Aun cuando la más relevante de ellas fue, y con razón, modificar las reglas electorales y garantizar la no intromisión del gobierno en los procesos electorales, se dieron otras muy pertinentes batallas en otros frentes como el de la transparencia, los derechos humanos, el equilibrio de poderes y la rendición de cuentas.

Una característica de tales empeños fue que éstos, básicamente, se dedicaron a incidir en el ámbito nacional y en instituciones del orden federal de gobierno, incluido el Congreso de la Unión. Logros relevantes en la legislación electoral y en la rendición de cuentas de los recursos públicos se dieron a ese nivel. Fue así como la pluralidad se consolidó en la composición de las Cámaras legislativas federales de diputados y senadores, se avanzó en el fortalecimiento de su capacidad fiscalizadora y de control del ejercicio presupuestal federal.

Todos estos procesos hacia una transición política no se dieron acompasados en las entidades federativas, aun cuando en éstas se hayan manifestado las más claras evidencias de la voluntad popular por el cambio al perder el PRI las primeras gubernaturas.

Los órganos fiscalizadores del ejercicio presupuestal, para darle capacidad a los Congresos locales de cumplir con su función constitucional en este sentido, no se robustecieron ni en lo técnico ni en lo político. Por una parte, la dominancia mayoritaria del PRI en los Congresos locales y, por la otra, la baja exigencia opositora y ciudadana por fortalecer los órganos técnicos responsables de revisar las cuentas públicas, ha dado como resultado que éstos hayan quedado debilitados al darse la alternancia en la presidencia de la República, y con ella la dispersión del poder político, hasta entonces superconcentrado, el cual fue tomado en gran medida por los gobernadores.

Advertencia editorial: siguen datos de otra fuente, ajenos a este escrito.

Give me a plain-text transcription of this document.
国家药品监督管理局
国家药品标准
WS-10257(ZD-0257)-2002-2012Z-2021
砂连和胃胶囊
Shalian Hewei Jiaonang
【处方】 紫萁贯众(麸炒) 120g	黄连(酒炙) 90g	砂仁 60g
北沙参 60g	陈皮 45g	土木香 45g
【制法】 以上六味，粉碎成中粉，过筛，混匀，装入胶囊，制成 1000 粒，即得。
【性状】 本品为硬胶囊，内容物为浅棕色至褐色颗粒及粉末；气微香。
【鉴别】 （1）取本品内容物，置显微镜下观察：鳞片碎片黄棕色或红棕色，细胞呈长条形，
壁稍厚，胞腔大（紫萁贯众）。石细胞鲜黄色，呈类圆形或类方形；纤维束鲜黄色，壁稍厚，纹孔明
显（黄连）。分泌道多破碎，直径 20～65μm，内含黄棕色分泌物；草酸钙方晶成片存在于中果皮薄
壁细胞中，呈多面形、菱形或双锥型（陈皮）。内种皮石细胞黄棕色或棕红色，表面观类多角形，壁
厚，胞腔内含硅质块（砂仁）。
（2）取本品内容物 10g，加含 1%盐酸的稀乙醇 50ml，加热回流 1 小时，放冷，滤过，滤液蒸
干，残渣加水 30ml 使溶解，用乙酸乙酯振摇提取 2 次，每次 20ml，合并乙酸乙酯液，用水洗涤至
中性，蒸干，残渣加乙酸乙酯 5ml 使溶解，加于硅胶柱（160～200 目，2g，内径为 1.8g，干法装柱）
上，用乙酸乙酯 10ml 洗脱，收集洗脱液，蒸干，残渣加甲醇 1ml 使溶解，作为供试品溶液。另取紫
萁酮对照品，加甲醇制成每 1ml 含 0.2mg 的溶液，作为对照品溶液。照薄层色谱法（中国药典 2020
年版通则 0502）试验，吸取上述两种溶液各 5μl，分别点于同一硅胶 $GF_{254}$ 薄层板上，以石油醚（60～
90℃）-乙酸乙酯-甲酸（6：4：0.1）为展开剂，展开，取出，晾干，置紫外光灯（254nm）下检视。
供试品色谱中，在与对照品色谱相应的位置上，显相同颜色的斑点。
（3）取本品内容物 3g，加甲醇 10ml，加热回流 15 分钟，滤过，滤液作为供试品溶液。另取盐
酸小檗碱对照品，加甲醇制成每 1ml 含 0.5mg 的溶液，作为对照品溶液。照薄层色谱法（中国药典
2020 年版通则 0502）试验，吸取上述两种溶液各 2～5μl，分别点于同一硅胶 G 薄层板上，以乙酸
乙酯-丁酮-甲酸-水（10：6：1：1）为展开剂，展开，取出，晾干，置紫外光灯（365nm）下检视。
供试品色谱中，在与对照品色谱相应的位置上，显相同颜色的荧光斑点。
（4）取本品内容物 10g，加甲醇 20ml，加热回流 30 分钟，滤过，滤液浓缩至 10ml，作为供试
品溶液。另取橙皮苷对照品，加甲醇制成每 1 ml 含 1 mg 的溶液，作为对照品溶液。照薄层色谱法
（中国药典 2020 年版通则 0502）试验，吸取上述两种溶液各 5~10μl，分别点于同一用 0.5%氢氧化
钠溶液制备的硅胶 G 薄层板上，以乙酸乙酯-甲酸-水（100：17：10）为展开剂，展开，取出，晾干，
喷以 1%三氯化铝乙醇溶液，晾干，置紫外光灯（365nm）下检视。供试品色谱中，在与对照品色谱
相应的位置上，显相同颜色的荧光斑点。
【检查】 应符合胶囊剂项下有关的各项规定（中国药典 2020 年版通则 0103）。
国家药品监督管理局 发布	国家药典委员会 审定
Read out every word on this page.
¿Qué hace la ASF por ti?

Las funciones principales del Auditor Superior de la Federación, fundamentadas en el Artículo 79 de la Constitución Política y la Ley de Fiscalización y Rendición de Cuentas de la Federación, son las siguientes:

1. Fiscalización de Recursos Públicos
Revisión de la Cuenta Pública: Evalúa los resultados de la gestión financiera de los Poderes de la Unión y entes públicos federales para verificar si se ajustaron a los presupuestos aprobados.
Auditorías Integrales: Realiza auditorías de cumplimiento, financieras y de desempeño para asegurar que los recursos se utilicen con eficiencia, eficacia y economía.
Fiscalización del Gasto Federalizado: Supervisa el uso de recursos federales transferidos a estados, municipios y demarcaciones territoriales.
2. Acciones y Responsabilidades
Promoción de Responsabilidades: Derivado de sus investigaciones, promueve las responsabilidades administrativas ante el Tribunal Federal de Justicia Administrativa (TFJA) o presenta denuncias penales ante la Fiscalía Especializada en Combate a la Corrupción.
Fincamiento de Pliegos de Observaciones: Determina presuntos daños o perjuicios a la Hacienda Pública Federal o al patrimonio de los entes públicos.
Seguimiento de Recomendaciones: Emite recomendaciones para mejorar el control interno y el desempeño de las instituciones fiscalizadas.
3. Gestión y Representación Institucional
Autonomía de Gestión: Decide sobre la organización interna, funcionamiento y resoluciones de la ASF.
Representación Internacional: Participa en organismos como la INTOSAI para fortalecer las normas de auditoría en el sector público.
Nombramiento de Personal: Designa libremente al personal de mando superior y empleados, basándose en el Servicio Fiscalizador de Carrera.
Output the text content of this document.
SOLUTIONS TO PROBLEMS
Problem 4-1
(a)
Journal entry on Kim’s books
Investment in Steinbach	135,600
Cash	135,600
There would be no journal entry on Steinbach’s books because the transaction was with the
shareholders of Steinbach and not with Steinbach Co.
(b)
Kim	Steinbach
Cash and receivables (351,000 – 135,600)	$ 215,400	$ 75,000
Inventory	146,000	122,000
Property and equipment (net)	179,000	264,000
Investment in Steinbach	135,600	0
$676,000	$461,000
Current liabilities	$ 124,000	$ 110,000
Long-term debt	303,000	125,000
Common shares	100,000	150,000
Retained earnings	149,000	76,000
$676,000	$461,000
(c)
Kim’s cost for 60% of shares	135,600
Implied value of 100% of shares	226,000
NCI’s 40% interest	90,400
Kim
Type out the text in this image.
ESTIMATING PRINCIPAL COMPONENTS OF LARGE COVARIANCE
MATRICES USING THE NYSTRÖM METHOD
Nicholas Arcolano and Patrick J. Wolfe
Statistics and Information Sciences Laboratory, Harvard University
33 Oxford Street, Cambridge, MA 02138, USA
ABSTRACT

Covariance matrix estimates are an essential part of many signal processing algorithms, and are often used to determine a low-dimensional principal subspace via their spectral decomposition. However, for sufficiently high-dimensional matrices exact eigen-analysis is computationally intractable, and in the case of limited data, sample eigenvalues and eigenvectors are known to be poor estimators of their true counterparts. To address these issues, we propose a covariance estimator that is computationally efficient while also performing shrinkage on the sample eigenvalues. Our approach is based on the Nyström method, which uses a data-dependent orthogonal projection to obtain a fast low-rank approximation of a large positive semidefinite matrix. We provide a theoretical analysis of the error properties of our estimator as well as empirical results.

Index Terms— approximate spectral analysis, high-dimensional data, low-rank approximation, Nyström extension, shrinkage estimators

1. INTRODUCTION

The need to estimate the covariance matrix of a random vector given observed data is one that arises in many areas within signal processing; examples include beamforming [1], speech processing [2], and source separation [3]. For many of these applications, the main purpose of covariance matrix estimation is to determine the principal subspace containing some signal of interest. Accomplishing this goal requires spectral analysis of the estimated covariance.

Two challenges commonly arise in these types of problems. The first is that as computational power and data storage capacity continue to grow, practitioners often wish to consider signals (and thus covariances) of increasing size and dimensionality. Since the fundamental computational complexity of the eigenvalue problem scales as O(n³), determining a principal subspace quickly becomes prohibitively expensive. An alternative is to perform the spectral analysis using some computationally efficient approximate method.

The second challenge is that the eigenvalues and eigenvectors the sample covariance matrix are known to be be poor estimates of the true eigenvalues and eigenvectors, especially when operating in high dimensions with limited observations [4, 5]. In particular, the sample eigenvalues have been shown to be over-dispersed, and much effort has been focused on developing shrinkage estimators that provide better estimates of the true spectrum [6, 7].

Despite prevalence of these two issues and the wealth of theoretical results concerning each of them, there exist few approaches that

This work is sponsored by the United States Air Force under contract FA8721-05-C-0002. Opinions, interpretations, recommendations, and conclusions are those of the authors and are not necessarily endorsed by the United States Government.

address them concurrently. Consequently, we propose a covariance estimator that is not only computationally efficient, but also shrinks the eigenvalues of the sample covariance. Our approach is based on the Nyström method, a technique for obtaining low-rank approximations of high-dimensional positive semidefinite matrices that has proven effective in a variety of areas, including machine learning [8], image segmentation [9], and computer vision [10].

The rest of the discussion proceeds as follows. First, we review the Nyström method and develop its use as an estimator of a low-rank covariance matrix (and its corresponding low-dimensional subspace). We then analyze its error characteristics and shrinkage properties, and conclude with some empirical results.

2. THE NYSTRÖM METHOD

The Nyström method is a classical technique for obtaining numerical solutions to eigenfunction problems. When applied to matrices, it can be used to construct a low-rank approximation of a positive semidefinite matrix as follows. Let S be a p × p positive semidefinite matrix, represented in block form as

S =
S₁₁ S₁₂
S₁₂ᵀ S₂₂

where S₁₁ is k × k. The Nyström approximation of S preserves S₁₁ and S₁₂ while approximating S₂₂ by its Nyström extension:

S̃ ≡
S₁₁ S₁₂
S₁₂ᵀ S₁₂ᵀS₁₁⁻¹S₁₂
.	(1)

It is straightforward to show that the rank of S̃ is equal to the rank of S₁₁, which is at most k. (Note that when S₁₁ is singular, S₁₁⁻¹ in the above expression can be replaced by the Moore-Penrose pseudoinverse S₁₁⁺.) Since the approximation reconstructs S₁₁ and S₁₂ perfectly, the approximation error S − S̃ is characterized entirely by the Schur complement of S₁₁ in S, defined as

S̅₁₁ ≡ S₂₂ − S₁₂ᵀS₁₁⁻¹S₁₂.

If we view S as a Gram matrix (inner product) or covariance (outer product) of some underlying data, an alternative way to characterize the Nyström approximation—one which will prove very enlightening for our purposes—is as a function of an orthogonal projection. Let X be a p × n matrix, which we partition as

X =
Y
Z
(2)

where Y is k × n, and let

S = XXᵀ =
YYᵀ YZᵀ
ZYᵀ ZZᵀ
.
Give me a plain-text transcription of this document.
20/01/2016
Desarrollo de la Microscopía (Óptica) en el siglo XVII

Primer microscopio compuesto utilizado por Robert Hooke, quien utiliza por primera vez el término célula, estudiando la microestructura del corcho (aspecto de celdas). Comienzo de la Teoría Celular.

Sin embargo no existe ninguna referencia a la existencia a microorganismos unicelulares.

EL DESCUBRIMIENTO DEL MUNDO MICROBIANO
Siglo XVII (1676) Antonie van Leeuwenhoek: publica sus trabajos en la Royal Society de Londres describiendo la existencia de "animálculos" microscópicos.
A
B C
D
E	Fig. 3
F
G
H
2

Quien tuvo poder para tomar parte del poder que ejercía una sola entidad política —la presidencia de la República— lo hizo. Desde luego, uno de los destinos del poder otrora concentrado fueron los gobiernos de los estados.

Con más poder político los gobernadores han conseguido la canalización de más recursos a sus entidades, incluso los provenientes de la renta petrolera, sin tener a quién —en serio— rendir cuentas, ni siquiera a su ciudadanía electora, ya que no son ellos quienes le cobran los impuestos, sino el gobierno federal.

Más poder político, más recursos presupuestales para su ejercicio, aunado a la discrecionalidad para obtener créditos en montos elevados sin transparencia y rendición de cuentas verdadera, es una distorsión grave, consecuencia de la transición inacabada, la cual se ha querido circunscribir tan sólo al plano electoral, sin tomar en cuenta que para consolidarse es indispensable emprender las transformaciones al andamiaje institucional del Estado que no se corresponde con la nueva realidad de avance democrático.

El feuderalismo ha engendrado la dinerocracia propiciadora, a su vez, de corrupción e impunidad, que son la metástasis que corroe a la nación.